Female directors in corporate America earned median compensation of $120,000, compared with $104,375 for male board members, research group the Corporate Library said in its annual director pay report.
At the same time, the study said, women in corporate boardrooms are outnumbered 8 to 1.
“This makes being a director one of the few jobs in the U.S. economy where the pay differential is reversed,” between men and women, the study found.
The study found that overall, median total compensation for individual U.S. board members was just over $100,000, based on companies’ annual proxies filed through last month. The median increase in total disclosed compensation was about 12% compared with the year-earlier period, the study said.
The report looked at pay data for more than 25,000 directors at more than 3,200 companies.
The pay increases were driven in part by the addition of previously undisclosed forms of compensation this year, said study author Paul Hodgson, a senior research associate at the Corporate Library. New regulatory rules require public companies to disclose the cost of perks, cash incentives and other elements of total pay for top executives as well as directors.
More than 80 directors earned more than $1 million in total compensation for a single board seat, according to the Portland, Maine-based governance researcher.

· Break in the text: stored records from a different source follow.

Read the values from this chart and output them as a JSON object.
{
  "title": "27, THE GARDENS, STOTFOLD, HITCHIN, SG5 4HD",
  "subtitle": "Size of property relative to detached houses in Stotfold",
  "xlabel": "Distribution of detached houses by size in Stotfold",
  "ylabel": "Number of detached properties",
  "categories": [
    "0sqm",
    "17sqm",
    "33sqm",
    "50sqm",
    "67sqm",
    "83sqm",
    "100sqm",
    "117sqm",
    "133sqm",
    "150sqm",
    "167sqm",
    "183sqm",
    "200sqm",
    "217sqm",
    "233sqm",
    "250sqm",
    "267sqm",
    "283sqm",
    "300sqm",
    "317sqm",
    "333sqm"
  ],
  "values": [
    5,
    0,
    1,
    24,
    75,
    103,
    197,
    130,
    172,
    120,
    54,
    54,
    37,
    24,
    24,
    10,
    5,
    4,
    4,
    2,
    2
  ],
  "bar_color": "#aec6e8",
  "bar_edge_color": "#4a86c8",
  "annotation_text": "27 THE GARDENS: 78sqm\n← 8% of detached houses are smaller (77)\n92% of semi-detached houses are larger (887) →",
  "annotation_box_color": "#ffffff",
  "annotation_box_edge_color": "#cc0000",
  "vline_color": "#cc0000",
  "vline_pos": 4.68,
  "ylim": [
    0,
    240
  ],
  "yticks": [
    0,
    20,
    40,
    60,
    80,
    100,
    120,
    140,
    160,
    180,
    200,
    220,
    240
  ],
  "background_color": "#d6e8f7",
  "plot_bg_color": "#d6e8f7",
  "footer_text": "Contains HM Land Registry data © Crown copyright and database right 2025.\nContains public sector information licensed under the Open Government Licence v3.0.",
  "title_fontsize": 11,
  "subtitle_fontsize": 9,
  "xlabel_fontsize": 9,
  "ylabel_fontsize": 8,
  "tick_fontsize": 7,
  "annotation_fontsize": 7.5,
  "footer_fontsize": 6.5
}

Director pay is typically far below what top corporate executives are awarded, though it has risen sharply in recent years as director oversight duties have increased. Activist shareholders say that director pay needs to remain in check because the job is basically part-time.
The Corporate Library also found that directors who have titles such as lord and judge tend to earn more than other board members. Even the least well-paid titled directors -- medical doctors -- earned a median total compensation of $105,181, above the median for all directors, it said.
The study found that 1,968 directors in the study had a title of some kind, or less than 8% of the total director population.
The study examined U.S. companies whose directors in some cases are European and hold titles.
“For governmental titles, judges are the highest-earning directors, while among the more traditional titles, knights earn the most,” Hodgson said.